Eurozone GDP misses expectations
Eurozone GDP nudged up 0.3 per cent in the third quarter, missing expectations and marking a slight slowdown in growth from the previous three months.
The bloc had expected to report growth of 0.4 per cent, which would have kept it flat with the second quarter.
The figures show that the Eurozone is growing slower than the US, suggesting that its recovery remains vulnerable to outside factors, despite the stimulus measures launched by the European Central Bank earlier earlier this year.
The EU28 grew 0.4 per cent.
The slowdown – which comes from negative net trade – is expected to increase pressure on the ECB to adopt further stimulus in its next meeting in December.
There is a 96 per cent chance that the ECB's governing council will cut its deposit rate by 10 per cent, taking it to -0.3 per cent, Bloomberg reports.
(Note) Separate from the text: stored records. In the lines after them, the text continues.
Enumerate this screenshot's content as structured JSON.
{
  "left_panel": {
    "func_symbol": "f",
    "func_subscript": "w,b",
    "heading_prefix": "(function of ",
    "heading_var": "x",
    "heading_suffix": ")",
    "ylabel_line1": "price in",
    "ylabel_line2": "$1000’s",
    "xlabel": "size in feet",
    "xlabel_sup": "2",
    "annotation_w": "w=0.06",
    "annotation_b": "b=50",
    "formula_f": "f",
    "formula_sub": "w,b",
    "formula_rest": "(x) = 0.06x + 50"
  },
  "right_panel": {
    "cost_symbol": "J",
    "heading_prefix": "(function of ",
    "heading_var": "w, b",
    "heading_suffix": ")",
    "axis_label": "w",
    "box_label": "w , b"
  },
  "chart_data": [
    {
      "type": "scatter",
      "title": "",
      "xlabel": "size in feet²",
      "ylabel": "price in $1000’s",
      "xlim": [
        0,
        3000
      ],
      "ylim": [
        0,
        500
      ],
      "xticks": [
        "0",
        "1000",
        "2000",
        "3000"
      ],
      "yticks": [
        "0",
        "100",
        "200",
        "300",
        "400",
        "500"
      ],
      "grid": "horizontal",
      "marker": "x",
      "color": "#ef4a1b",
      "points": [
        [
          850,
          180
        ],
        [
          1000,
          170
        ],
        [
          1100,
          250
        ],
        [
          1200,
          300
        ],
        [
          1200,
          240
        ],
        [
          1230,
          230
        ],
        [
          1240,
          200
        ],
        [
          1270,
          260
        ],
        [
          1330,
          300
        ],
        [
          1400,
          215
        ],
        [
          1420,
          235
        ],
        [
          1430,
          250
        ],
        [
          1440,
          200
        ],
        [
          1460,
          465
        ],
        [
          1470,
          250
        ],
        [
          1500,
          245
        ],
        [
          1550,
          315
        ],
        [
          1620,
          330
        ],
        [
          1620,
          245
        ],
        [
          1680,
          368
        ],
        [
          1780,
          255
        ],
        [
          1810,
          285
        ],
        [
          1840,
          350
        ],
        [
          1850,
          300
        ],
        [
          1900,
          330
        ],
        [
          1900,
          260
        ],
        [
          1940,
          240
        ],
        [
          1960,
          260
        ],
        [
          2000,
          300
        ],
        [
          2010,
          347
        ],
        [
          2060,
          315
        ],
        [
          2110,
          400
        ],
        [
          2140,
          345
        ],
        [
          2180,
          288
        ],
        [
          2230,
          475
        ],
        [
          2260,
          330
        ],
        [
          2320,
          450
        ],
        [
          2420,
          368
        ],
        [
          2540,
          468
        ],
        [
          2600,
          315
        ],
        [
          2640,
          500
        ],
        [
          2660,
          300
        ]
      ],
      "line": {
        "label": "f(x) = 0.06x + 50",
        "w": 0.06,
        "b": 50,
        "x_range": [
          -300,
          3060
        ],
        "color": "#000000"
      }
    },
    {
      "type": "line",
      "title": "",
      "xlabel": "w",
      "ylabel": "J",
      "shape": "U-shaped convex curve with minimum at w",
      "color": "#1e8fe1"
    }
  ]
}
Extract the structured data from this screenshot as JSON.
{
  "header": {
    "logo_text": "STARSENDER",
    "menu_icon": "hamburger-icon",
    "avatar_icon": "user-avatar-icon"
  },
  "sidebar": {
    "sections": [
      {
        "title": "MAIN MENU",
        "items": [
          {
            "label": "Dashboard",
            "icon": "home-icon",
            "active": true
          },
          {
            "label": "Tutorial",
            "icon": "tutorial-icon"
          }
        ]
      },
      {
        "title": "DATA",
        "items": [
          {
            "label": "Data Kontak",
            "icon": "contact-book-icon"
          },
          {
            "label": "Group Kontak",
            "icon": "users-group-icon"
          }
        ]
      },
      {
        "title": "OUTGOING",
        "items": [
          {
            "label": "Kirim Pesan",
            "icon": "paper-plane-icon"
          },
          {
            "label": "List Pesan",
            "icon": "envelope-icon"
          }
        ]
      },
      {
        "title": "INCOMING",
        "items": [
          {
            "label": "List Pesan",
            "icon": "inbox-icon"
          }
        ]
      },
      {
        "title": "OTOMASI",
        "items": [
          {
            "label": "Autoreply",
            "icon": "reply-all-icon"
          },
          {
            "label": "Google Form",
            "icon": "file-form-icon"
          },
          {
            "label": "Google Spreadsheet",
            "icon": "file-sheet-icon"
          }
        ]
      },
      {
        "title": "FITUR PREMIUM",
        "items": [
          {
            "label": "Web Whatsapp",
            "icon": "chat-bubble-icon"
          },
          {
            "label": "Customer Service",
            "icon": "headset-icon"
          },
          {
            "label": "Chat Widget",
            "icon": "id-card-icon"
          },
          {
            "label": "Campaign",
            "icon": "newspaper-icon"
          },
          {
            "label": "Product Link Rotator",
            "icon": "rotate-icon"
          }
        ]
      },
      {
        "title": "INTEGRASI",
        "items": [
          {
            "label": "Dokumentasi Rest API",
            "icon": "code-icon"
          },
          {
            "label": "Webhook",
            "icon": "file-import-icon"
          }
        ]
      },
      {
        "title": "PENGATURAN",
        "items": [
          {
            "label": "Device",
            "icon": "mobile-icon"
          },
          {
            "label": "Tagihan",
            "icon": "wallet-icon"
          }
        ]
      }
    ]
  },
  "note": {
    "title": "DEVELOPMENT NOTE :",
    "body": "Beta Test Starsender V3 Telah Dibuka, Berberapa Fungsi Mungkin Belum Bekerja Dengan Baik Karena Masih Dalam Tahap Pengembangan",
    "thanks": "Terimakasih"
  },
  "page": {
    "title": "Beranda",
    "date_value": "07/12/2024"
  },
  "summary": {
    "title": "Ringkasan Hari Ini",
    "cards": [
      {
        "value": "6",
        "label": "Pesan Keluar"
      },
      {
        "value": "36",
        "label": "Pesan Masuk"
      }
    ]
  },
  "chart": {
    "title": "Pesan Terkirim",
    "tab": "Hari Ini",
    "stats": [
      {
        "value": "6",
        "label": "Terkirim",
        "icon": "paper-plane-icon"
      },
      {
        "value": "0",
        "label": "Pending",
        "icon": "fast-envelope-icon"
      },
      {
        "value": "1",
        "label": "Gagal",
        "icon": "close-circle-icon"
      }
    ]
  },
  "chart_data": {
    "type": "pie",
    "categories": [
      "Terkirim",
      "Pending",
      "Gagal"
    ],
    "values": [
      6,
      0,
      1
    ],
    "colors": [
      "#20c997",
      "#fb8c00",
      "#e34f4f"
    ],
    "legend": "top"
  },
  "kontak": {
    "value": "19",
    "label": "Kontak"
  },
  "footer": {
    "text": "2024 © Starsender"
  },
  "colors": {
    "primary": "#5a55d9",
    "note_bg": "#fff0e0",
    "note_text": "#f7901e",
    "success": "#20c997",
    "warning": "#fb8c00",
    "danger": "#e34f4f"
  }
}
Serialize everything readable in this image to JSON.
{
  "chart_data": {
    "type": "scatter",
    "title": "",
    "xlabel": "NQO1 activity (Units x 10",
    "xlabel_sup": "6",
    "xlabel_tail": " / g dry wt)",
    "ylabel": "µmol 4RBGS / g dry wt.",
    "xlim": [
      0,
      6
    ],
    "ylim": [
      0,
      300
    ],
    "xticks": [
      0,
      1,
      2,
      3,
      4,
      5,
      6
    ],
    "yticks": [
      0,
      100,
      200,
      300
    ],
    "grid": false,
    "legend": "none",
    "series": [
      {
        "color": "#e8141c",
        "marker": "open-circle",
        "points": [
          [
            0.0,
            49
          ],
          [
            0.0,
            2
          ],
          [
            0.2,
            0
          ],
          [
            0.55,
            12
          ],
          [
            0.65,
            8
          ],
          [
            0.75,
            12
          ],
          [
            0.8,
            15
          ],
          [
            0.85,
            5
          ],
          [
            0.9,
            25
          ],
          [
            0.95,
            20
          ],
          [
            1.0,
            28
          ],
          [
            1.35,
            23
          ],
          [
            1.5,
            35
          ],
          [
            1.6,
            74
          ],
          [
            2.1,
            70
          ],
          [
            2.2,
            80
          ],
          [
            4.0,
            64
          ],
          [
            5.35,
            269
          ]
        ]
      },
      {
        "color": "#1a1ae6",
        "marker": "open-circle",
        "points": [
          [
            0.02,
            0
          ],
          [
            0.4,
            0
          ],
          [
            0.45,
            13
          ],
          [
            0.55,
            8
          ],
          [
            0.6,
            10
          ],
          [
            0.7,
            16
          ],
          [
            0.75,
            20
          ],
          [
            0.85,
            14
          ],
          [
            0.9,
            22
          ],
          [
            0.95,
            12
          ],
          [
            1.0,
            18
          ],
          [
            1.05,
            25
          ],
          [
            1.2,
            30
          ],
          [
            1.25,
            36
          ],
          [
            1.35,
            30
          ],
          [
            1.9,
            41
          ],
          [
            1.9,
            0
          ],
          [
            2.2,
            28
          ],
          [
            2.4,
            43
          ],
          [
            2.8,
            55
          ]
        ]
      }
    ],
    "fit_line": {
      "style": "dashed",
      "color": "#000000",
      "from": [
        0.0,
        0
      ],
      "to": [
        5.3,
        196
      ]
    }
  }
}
Howard Archer, chief UK & European economist for IHS Global Insight, said: "No details have been released of the component breakdown of third-quarter Eurozone GDP, but based on the evidence from individual countries it does look odds-on that negative net trade was a significant factor limiting growth. This suggests that the help to Eurozone exports coming from the weak euro was countered by muted global growth.
"Domestic demand growth appears to have been generally decent across the Eurozone in the third quarter primarily due to healthy consumer spending as very low inflation/deflation across the Eurozone supported purchasing power."